Art. 2.º É concedida à lavoura, nas condições descritas no artigo 2.º do referido Decreto-Lei 43832, e também a título excepcional, uma subvenção global de 160000 contos.
§ único. A Corporação da Lavoura proporá ao Secretário de Estado do Comércio a forma de distribuição daquela subvenção, tendo em atenção que a mesma tem como objectivo especial subsidiar a lavoura pelos maus resultados da colheita do trigo no ano de 1961.
Art. 3.º O preço do trigo rijo de grão claro para a colheita de 1963 será acrescido de $10 por quilograma.
Art. 4.º O artigo 9.º do Decreto-Lei 43832 passa a ter a seguinte redacção:
Art. 9.º No pão de mistura de farinha de trigo, centeio e milho, ou de apenas duas destas farinhas, um dos componentes não deve entrar na mistura com mais de 2/3 do total das farinhas utilizadas, sem prejuízo do disposto no artigo 75.º do regulamento aprovado pelo Decreto-Lei 42777, de 29 de Agosto de 1959.
Art. 5.º O fornecimento de farinhas espoadas às padarias poderá ser feito em sacos com o peso de 75 kg, consoante dispõe o § 1.º do artigo 15.º do Decreto 18640, de 19 de Julho de 1930, ou em sacos de papel de 50 kg, nas condições que vierem a ser fixadas por despacho do Secretário de Estado do Comércio.
Publique-se e cumpra-se como nele se contém.
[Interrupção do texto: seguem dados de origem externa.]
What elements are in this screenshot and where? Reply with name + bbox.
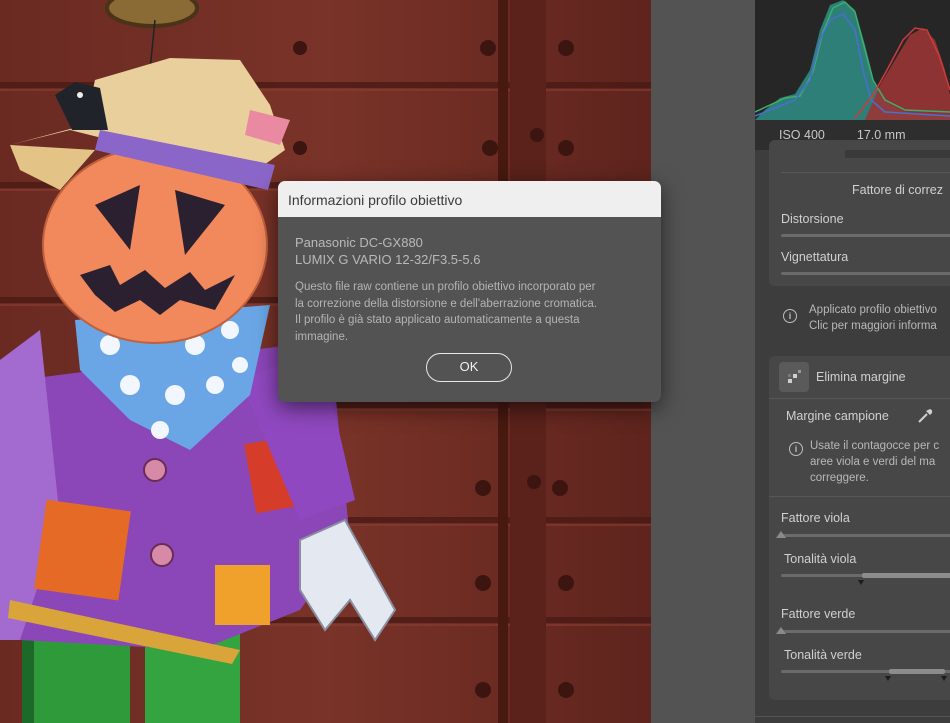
histogram xyxy=(755,0,950,120)
purple-amount-label: Fattore viola xyxy=(781,511,850,525)
correction-factor-heading: Fattore di correz xyxy=(852,183,944,197)
divider xyxy=(755,716,950,717)
purple-hue-thumb[interactable] xyxy=(858,580,864,585)
info-icon[interactable]: i xyxy=(783,309,797,323)
purple-amount-slider[interactable] xyxy=(781,534,950,537)
green-hue-label: Tonalità verde xyxy=(784,648,862,662)
ok-button[interactable]: OK xyxy=(426,353,512,382)
applied-profile-link[interactable]: Applicato profilo obiettivo Clic per mag… xyxy=(809,302,937,334)
purple-hue-range xyxy=(862,573,950,578)
green-hue-thumb-left[interactable] xyxy=(885,676,891,681)
profile-dropdown-partial[interactable] xyxy=(845,150,950,158)
defringe-icon xyxy=(779,362,809,392)
defringe-title: Elimina margine xyxy=(816,370,906,384)
divider xyxy=(769,496,950,497)
applied-note-line1: Applicato profilo obiettivo xyxy=(809,304,937,316)
green-hue-range xyxy=(889,669,945,674)
green-amount-slider[interactable] xyxy=(781,630,950,633)
vignetting-slider[interactable] xyxy=(781,272,950,275)
lens-correction-card: Fattore di correz Distorsione Vignettatu… xyxy=(769,140,950,286)
green-amount-thumb[interactable] xyxy=(776,627,786,634)
histogram-graph xyxy=(755,0,950,120)
green-amount-label: Fattore verde xyxy=(781,607,856,621)
lens-model: LUMIX G VARIO 12-32/F3.5-5.6 xyxy=(295,252,481,267)
defringe-note-line: correggere. xyxy=(810,472,869,484)
lens-profile-info-dialog: Informazioni profilo obiettivo Panasonic… xyxy=(278,181,661,402)
defringe-note: Usate il contagocce per c aree viola e v… xyxy=(810,438,939,486)
sample-fringe-label: Margine campione xyxy=(786,409,889,423)
camera-model: Panasonic DC-GX880 xyxy=(295,235,423,250)
dialog-body: Panasonic DC-GX880 LUMIX G VARIO 12-32/F… xyxy=(278,217,661,345)
defringe-note-line: aree viola e verdi del ma xyxy=(810,456,936,468)
divider xyxy=(769,398,950,399)
edit-panel: ISO 400 17.0 mm Fattore di correz Distor… xyxy=(755,0,950,723)
applied-note-line2: Clic per maggiori informa xyxy=(809,320,937,332)
eyedropper-icon[interactable] xyxy=(915,406,935,426)
green-hue-thumb-right[interactable] xyxy=(941,676,947,681)
vignetting-label: Vignettatura xyxy=(781,250,849,264)
distortion-slider[interactable] xyxy=(781,234,950,237)
info-icon: i xyxy=(789,442,803,456)
dialog-message: Questo file raw contiene un profilo obie… xyxy=(295,281,597,343)
distortion-label: Distorsione xyxy=(781,212,844,226)
purple-amount-thumb[interactable] xyxy=(776,531,786,538)
divider xyxy=(781,172,950,173)
purple-hue-label: Tonalità viola xyxy=(784,552,857,566)
dialog-title: Informazioni profilo obiettivo xyxy=(278,181,661,217)
canvas-gutter xyxy=(651,0,755,723)
defringe-note-line: Usate il contagocce per c xyxy=(810,440,940,452)
defringe-card: Elimina margine Margine campione i Usate… xyxy=(769,356,950,700)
Paços do Governo da República, 12 de Setembro de 1962. - AMÉRICO DEUS RODRIGUES THOMAZ - António de Oliveira Salazar - Alfredo Rodrigues dos Santos Júnior - João de Matos Antunes Varela - António Manuel Pinto Barbosa - Mário José Pereira da Silva - Fernando Quintanilha Mendonça Dias - Alberto Marciano Gorjão Franco Nogueira - Eduardo de Arantes e Oliveira - Adriano José Alves Moreira - Manuel Lopes de Almeida - Carlos Gomes da Silva Ribeiro - José João Gonçalves de Proença - Henrique de Miranda Vasconcelos Martins de Carvalho - João Mota Pereira de Campos - Samuel Rodrigues Sanches.